Очевидно такая довольно странная мысль, особенно в военном человеке, могла возникнуть только под влиянием Спренгтпортена и его единомышленников, имевших или старавшихся распространить уверенность, что финляндцы желают отложиться от Швеции, и присоединиться к России. Не доверяя Спренгтпортену, он мог, однако, незаметно для себя подчиниться его в этом отношении воззрениям, тем более что и некоторые из бывших при главной квартире чиновников, в роде Ладо, Гагельстрёма и под., могли поддерживать его в этом направлении. Сведения из прямых источников Буксгевден едва ли мог иметь в большом числе, по незнанию местного языка; все более или менее фильтровалось воззрениями переводчиков и знатоков местных условий. С другой стороны все эти нынешние сотрудники, — прежние перебежчики из шведского лагеря, — явили в свое время столько слабости к русским милостям и к русским деньгам, — а Буксгевден не мог не знать о том, так как при Екатерине принимал деятельное участие в шведской войне, — что считал вероятно возможным по предместникам делать свои заключения и о преемниках.

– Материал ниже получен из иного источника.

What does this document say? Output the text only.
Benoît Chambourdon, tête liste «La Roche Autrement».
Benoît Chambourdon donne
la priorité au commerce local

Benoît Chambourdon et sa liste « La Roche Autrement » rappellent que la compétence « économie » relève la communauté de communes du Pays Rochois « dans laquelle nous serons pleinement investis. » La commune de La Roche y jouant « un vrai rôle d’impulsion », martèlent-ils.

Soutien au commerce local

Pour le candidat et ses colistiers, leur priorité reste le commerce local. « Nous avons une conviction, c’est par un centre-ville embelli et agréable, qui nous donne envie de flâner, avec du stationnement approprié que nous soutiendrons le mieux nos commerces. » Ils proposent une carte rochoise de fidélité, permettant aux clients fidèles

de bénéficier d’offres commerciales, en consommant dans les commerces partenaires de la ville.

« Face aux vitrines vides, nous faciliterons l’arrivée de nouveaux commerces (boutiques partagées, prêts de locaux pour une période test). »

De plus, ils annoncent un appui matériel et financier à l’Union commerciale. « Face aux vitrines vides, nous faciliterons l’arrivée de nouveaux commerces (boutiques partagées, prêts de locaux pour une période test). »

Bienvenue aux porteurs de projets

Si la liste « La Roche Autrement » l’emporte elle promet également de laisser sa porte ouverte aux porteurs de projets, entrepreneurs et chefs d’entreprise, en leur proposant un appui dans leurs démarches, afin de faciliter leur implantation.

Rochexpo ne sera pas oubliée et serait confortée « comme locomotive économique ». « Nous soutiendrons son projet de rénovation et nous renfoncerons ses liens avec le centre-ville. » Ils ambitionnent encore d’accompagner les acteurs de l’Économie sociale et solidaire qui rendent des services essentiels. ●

Мысли своей граф Буксгевден давал настолько важное Значение, что находил нужным, не смотря на свои полномочия, представить о ней на утверждение Государя. Тавастгус еще не был занят, к нему шведский генерал Клеркер стягивал свои войска, Свартгольм также не был взят, а Свеаборг даже не был еще и в правильной осаде. Мысль свою главнокомандующий мотивировал в письме графу Румянцеву следующим образом.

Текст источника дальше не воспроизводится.